Sydney-based venture capital firm King River Capital has banked $50 million of an intended $150 million to form a new fund focused on so-called Web3 opportunities, with plans to buy into fast-growing cryptocurrency related projects.
The new fund is the latest of a growing number of local VC firms looking to dabble in Web3, and will be incorporated offshore in a move that co-founders Zeb Rice and Chris Barter said would allow it to avoid dealing with the ambiguity of Australian crypto regulations.
King River has brought in former macro hedge fund manager David Adams as a partner and digital assets fund portfolio manager to help run the fund. Most recently he was chief investment officer at Sydney-based hedge fund Reminiscent Capital and previously worked at hedge fund manager Brevan Howard and Morgan Stanley.
“The next waves of innovation aren’t traditional and the way they’re funded isn’t traditional either,” Mr Rice said when asked about the reason for starting the new fund.
“But there’s a confluence of technologies that have been unlocked thanks to the blockchain innovation, and we want to write the first cheques that get us in at the ground floor.”
Instead of selling off bits of their company through private shares, crypto businesses often raise money by issuing tokens that can have utilities other than just representing fractional ownership.
Last year, Senator Andrew Bragg suggested the government look into redefining “financial assets” to recognise tokens that give holders governance rights or other permissions, as part of the Australia as a Technology and Financial Centre report.
Projects are exploding
King River’s new Digital Asset Fund is the latest in a spate of Web3-focused venture capital kitties hoping to get in early. AirTree this month launched a $50 million Web3-focused fund, and TPG’s Jack Teoh backed a $50 million metaverse-focused fund run by 22-year-old Ishan Haque.
Venture capitalist Mark Carnegie is also snapping up new Web3 tokens through his MHC Digital Asset Fund. These funds are domiciled in Australia and can access crypto token sales.
In addition to their initial cheques, Australian venture capitalists are widely using SAFT (simple agreement for future tokens) contracts to ensure they can participate in future token sales. These contracts mirror the more common SAFE (simple agreement for future equity) provisions used by tech start-ups around the country.
The development of Web3 projects has exploded alongside the proliferation of non-fungible-token (NFT) technology, which gives unique identifiers to digital assets and tracks their provenance on a blockchain.
Web3 is often characterised by users owning and controlling their data, which they can then monetise.
For comparison, Web2 features gatekeeper platforms such as Google, Facebook or Amazon that persuade consumers to spend money in return for a digital service that mines their data.
“One great characteristic of Web3 is it is open source,” Mr Rice said. “Imagine if Amazon’s one-click shopping or the AI recommendation engine was open source, how much more competition and markets we’d have now.”

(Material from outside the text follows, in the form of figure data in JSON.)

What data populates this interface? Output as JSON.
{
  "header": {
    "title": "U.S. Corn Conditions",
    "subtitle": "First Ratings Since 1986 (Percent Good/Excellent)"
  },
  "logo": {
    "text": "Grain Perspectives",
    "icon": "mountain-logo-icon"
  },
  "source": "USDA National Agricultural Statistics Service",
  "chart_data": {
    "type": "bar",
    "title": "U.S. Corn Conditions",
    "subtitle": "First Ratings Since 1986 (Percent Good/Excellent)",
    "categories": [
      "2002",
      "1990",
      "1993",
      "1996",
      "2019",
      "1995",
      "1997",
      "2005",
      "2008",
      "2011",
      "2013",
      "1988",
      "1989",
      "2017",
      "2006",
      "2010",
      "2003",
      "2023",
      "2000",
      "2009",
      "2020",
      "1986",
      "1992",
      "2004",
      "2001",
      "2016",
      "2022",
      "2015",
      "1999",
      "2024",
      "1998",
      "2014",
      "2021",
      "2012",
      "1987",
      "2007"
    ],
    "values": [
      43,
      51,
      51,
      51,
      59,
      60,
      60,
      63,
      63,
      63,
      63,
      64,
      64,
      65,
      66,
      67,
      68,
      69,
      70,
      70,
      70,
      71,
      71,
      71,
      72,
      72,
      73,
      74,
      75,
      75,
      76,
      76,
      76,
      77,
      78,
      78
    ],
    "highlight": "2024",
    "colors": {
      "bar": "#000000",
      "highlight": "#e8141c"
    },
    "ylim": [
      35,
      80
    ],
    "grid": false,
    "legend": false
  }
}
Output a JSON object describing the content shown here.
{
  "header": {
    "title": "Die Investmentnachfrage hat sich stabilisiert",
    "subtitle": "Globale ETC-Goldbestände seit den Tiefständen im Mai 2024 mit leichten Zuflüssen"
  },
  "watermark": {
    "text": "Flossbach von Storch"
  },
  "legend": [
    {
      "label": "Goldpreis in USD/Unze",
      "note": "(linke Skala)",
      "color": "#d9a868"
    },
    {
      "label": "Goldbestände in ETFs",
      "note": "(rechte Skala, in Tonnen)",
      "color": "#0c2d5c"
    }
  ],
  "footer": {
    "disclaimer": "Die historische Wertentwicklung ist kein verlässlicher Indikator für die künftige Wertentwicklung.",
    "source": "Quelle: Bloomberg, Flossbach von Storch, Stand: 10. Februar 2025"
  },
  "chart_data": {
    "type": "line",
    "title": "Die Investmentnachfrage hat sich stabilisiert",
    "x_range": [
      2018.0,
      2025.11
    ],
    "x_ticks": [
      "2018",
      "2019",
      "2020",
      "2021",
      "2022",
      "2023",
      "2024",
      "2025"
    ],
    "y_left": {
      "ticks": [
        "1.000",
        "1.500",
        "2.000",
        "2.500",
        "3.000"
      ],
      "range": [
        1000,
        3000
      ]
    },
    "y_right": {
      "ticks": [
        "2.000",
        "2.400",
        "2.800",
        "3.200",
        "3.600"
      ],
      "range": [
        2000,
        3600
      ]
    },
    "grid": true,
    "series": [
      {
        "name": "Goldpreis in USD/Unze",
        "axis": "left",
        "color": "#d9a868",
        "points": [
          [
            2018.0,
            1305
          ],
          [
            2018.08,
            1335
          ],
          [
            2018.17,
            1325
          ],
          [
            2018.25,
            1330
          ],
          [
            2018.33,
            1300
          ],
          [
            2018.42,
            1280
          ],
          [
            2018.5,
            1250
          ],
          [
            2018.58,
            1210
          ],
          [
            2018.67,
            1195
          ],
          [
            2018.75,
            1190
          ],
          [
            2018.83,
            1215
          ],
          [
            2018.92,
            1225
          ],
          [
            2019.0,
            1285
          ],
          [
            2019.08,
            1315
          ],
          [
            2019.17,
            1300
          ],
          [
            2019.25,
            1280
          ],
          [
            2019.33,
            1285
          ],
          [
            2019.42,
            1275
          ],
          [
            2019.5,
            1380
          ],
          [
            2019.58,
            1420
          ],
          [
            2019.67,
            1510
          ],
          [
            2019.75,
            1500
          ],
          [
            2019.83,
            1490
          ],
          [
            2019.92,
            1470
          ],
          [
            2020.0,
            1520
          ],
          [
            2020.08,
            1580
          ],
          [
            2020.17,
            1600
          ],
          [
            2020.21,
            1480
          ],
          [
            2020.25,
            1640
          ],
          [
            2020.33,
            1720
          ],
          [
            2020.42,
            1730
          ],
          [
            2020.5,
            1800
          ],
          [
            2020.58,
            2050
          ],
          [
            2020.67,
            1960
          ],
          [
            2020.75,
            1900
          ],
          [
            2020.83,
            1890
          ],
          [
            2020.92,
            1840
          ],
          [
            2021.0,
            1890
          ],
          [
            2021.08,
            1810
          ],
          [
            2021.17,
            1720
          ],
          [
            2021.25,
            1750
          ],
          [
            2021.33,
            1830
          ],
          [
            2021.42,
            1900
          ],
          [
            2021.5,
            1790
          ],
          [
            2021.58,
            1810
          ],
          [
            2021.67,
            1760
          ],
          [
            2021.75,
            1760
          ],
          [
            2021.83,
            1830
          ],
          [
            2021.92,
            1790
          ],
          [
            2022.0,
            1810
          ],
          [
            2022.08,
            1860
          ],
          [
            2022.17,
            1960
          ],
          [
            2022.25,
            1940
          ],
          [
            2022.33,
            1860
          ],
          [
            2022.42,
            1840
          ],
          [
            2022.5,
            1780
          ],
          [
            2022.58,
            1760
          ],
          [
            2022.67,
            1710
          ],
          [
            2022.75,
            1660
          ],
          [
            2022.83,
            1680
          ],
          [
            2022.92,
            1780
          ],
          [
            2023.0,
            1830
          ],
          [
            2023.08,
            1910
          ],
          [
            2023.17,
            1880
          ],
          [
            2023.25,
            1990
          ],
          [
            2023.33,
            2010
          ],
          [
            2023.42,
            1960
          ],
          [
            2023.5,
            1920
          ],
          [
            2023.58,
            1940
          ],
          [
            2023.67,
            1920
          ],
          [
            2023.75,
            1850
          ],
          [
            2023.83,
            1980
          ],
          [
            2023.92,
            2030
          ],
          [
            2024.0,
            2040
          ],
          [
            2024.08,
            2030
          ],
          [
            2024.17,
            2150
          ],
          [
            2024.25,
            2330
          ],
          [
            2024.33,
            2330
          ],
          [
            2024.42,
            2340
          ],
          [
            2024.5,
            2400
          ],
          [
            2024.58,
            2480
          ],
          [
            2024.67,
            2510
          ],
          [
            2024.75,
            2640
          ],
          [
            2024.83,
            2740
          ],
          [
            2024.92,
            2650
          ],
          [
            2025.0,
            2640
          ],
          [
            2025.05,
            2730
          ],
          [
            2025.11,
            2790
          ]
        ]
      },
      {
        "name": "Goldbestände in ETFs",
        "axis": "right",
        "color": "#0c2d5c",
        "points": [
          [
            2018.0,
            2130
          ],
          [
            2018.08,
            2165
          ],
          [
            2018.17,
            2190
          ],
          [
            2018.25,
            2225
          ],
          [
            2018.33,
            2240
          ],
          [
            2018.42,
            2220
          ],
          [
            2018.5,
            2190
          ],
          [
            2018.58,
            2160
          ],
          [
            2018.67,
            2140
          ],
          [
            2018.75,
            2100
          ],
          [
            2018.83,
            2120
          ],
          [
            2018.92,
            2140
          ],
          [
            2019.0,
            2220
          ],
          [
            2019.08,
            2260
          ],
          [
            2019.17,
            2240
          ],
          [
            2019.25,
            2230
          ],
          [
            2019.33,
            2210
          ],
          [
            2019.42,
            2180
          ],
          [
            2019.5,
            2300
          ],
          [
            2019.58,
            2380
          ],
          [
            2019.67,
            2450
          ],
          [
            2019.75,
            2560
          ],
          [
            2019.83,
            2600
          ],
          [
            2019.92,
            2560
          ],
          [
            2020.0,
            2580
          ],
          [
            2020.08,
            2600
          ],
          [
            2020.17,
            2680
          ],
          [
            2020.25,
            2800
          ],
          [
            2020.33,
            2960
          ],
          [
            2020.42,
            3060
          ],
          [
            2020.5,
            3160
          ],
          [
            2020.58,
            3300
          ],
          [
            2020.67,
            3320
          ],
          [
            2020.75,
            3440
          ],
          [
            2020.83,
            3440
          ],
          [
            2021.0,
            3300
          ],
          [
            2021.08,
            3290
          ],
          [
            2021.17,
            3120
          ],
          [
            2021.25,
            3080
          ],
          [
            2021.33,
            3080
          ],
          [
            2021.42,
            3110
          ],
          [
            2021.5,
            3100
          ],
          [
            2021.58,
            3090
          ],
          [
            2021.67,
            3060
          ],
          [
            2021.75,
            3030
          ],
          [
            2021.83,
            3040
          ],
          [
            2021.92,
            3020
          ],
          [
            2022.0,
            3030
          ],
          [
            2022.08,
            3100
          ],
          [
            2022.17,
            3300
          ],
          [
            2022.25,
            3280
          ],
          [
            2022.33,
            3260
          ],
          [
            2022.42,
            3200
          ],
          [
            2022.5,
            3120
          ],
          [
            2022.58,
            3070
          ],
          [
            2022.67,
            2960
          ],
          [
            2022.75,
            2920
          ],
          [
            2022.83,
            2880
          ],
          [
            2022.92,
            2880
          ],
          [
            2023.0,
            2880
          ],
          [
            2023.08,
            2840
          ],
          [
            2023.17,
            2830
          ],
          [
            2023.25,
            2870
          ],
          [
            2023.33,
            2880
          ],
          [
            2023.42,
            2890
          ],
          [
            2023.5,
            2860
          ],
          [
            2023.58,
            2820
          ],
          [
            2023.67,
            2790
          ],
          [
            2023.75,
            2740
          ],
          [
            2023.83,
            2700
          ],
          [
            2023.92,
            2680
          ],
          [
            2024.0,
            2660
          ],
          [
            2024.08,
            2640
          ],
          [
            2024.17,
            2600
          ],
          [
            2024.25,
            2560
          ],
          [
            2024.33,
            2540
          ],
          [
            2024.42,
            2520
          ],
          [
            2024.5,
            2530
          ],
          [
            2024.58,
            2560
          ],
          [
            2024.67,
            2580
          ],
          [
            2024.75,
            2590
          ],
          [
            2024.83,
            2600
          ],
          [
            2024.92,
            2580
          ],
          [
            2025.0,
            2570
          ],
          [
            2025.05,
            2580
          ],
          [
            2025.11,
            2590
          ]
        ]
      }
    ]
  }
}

Still in its infancy, many Web3 projects have taken the form of video games where players buy in-game assets that they can own and trade, as well as earn currency while playing.
“Ownership of assets in a digital environment is a profound change to many business models,” Mr Barter said.
“Tokenomics changes the way value is distributed. It gives it back to the user who changes their behaviour, their spending, their allegiance to a product or service and develops a new kind of ‘hive mind’.”
Communities of connected people
By issuing tokens, rewarding players for their attention and giving them marketplaces to trade and barter these assets, Web3 businesses aim to build valuable communities of connected people, Mr Rice said.
King River Capital’s new fund aims to invest in Web3-related tokens, crypto infrastructure technologies, NFTs and related tools, DeFi (decentralised finance) protocols, metaverse and gaming businesses.
The firm has already invested in Immutable, a Sydney-based scaling solution that recently signed a deal with popular “memestock” Gamestop to build an NFT marketplace and launch its own $US100 million ($140 million) fund.
The fund also boasts investments in Discord, a widely used chat platform; FinClear, a local start-up building on the ASX’s distributed ledger; Splash, an AI-driven music game; and Paystand, a business-to-business payments company.
NFTs have dominated headlines in recent times as speculative investors pour into highly prized digital artworks that are minted to a blockchain. While Mr Barter said the core idea of artists solidifying ownership of their work in an immutable way was a breakthrough, the rampant speculation in NFT markets showed the immaturity of the industry.
“There’s an elite type of investor pouring money into digital art, and a lot of this is more status than art,” Mr Barter said.
“But the utility of NFTs will start to take hold soon and, undoubtedly, when interest rates move, the heat is going to start coming out of the market.”